I was reading today about a new study that shows that rats infected with toxoplasma parasites are “controlled” by the parasite to perform acts beneficial to it. Some of these acts are decidedly suicidal for the poor rat, unfortunately, like being attracted to the smell of cat urine.
Toxoplasma has two basic life stages: their sexual stage can only take place in a cat, the asexual part of their life can take place in any mammal. So, if Toxoplasma wants to reproduce, it needs to get inside a cat. With rats, it does this by short-circuiting a key rat survival instinct- the one that keeps them away from areas where cat urine can be smelled. The cat eats the infected rat, the parasite gets to have sex, and everyone is happy…well, except maybe for the rat.
The exact mechanisms that the toxoplasma gondii protozoa uses to achieve this result are not yet understood. It also isn’t determined yet whether the parasite has any real impact on adult humans who might happen to pick it up. It is known, however, that a pregnant woman who picks up the bacteria will have a higher probability of giving birth to a child with schizophrenia…along with other problems like hydrocephalus and spontaneous abortion.

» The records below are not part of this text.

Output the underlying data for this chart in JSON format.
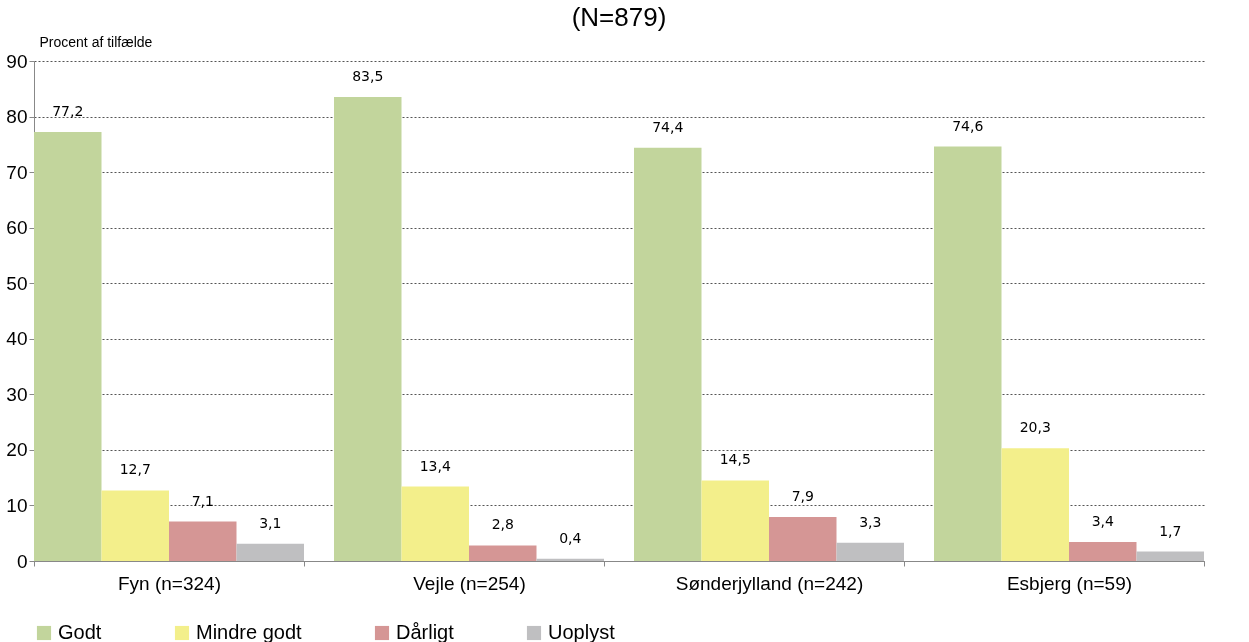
{
  "chart_data": {
    "type": "bar",
    "title": "(N=879)",
    "ylabel": "Procent af tilfælde",
    "categories": [
      "Fyn (n=324)",
      "Vejle (n=254)",
      "Sønderjylland (n=242)",
      "Esbjerg (n=59)"
    ],
    "series": [
      {
        "name": "Godt",
        "color": "#c2d59c",
        "values": [
          77.2,
          83.5,
          74.4,
          74.6
        ],
        "value_labels": [
          "77,2",
          "83,5",
          "74,4",
          "74,6"
        ]
      },
      {
        "name": "Mindre godt",
        "color": "#f3ef8b",
        "values": [
          12.7,
          13.4,
          14.5,
          20.3
        ],
        "value_labels": [
          "12,7",
          "13,4",
          "14,5",
          "20,3"
        ]
      },
      {
        "name": "Dårligt",
        "color": "#d59695",
        "values": [
          7.1,
          2.8,
          7.9,
          3.4
        ],
        "value_labels": [
          "7,1",
          "2,8",
          "7,9",
          "3,4"
        ]
      },
      {
        "name": "Uoplyst",
        "color": "#bfbfc1",
        "values": [
          3.1,
          0.4,
          3.3,
          1.7
        ],
        "value_labels": [
          "3,1",
          "0,4",
          "3,3",
          "1,7"
        ]
      }
    ],
    "ylim": [
      0,
      90
    ],
    "yticks": [
      0,
      10,
      20,
      30,
      40,
      50,
      60,
      70,
      80,
      90
    ],
    "grid": "y",
    "legend": "bottom"
  }
}
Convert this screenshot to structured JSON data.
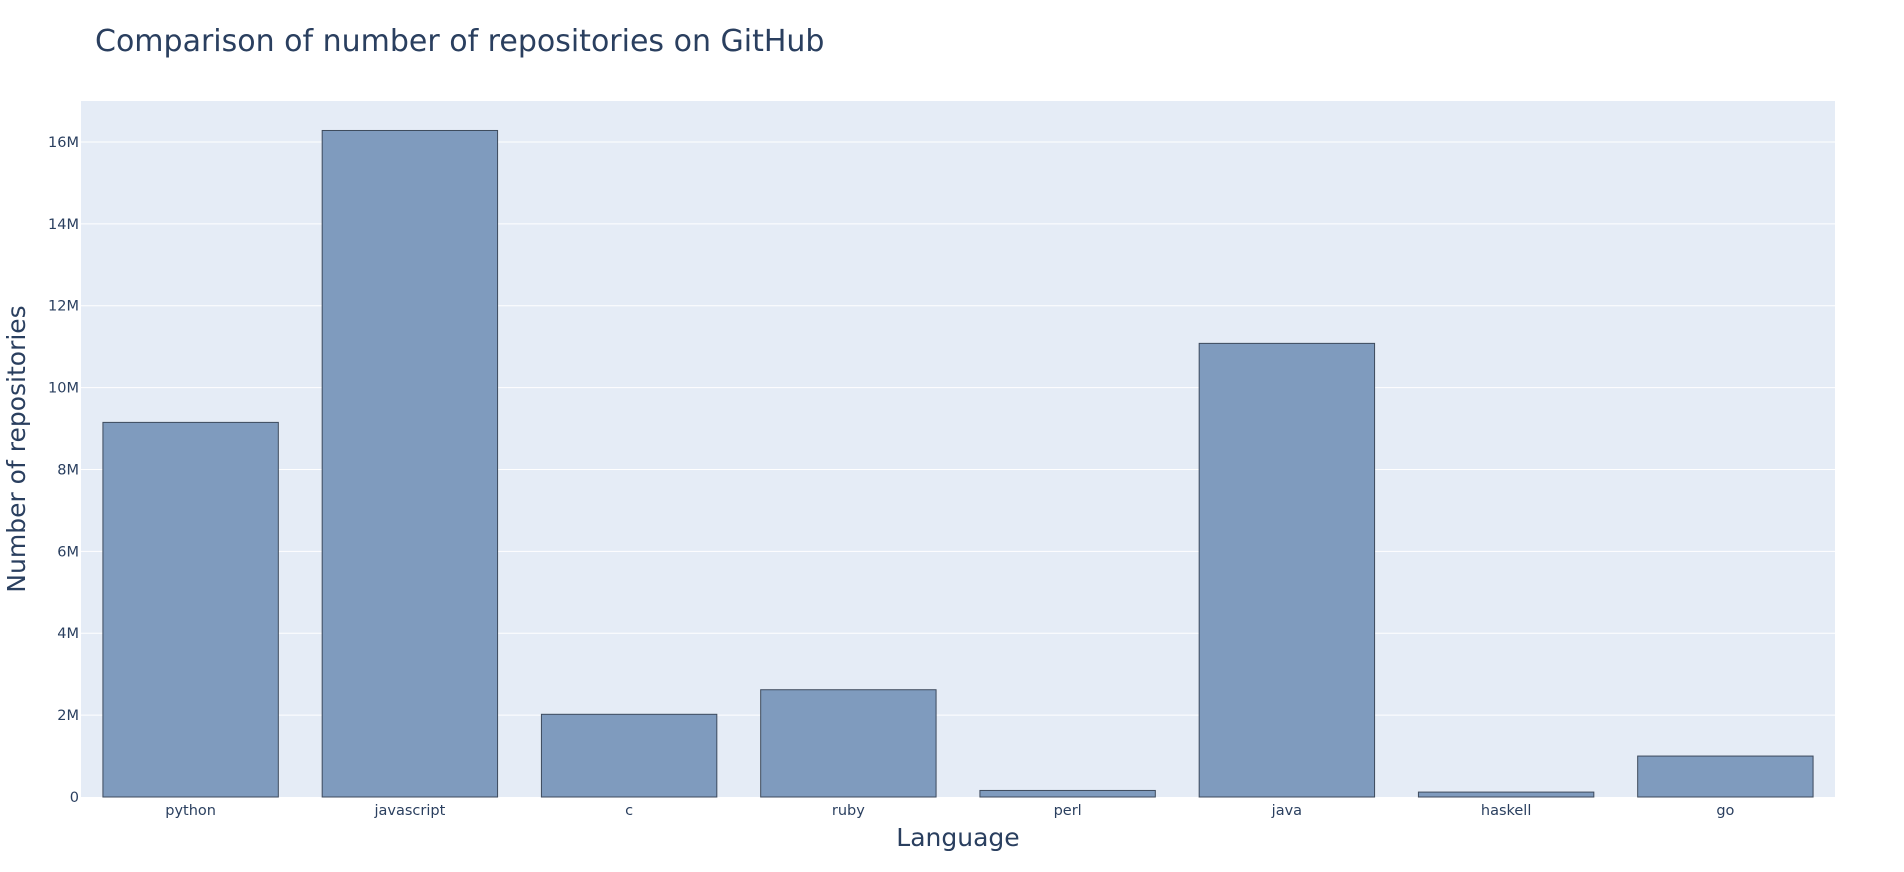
{
  "chart_data": {
    "type": "bar",
    "title": "Comparison of number of repositories on GitHub",
    "xlabel": "Language",
    "ylabel": "Number of repositories",
    "categories": [
      "python",
      "javascript",
      "c",
      "ruby",
      "perl",
      "java",
      "haskell",
      "go"
    ],
    "values": [
      9150000,
      16280000,
      2020000,
      2620000,
      160000,
      11080000,
      120000,
      1000000
    ],
    "ylim": [
      0,
      17000000
    ],
    "yticks": [
      0,
      2000000,
      4000000,
      6000000,
      8000000,
      10000000,
      12000000,
      14000000,
      16000000
    ],
    "ytick_labels": [
      "0",
      "2M",
      "4M",
      "6M",
      "8M",
      "10M",
      "12M",
      "14M",
      "16M"
    ],
    "grid": true,
    "legend": false,
    "colors": {
      "bar_fill": "#7f9bbe",
      "bar_outline": "#3d4a5c",
      "plot_background": "#e5ecf6",
      "text": "#2a3f5f"
    }
  }
}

Its also known that about 15% of people in the United States show signs of having been infected with Toxoplasma parasites…and about 50% of people world wide (88% in France…I wonder what the French are up to?). The question is: are some mental disorders in humans caused by this parasite? Is the legendary French arrogance simply a result of the parasite trying to get citizens of France eaten by giant cats? Science may one day soon answer this and other pressing questions…
Humour aside, the ability of a simple parasite to selectively alter deep-seated mental behaviors for its own benefit is intriguing to say the least.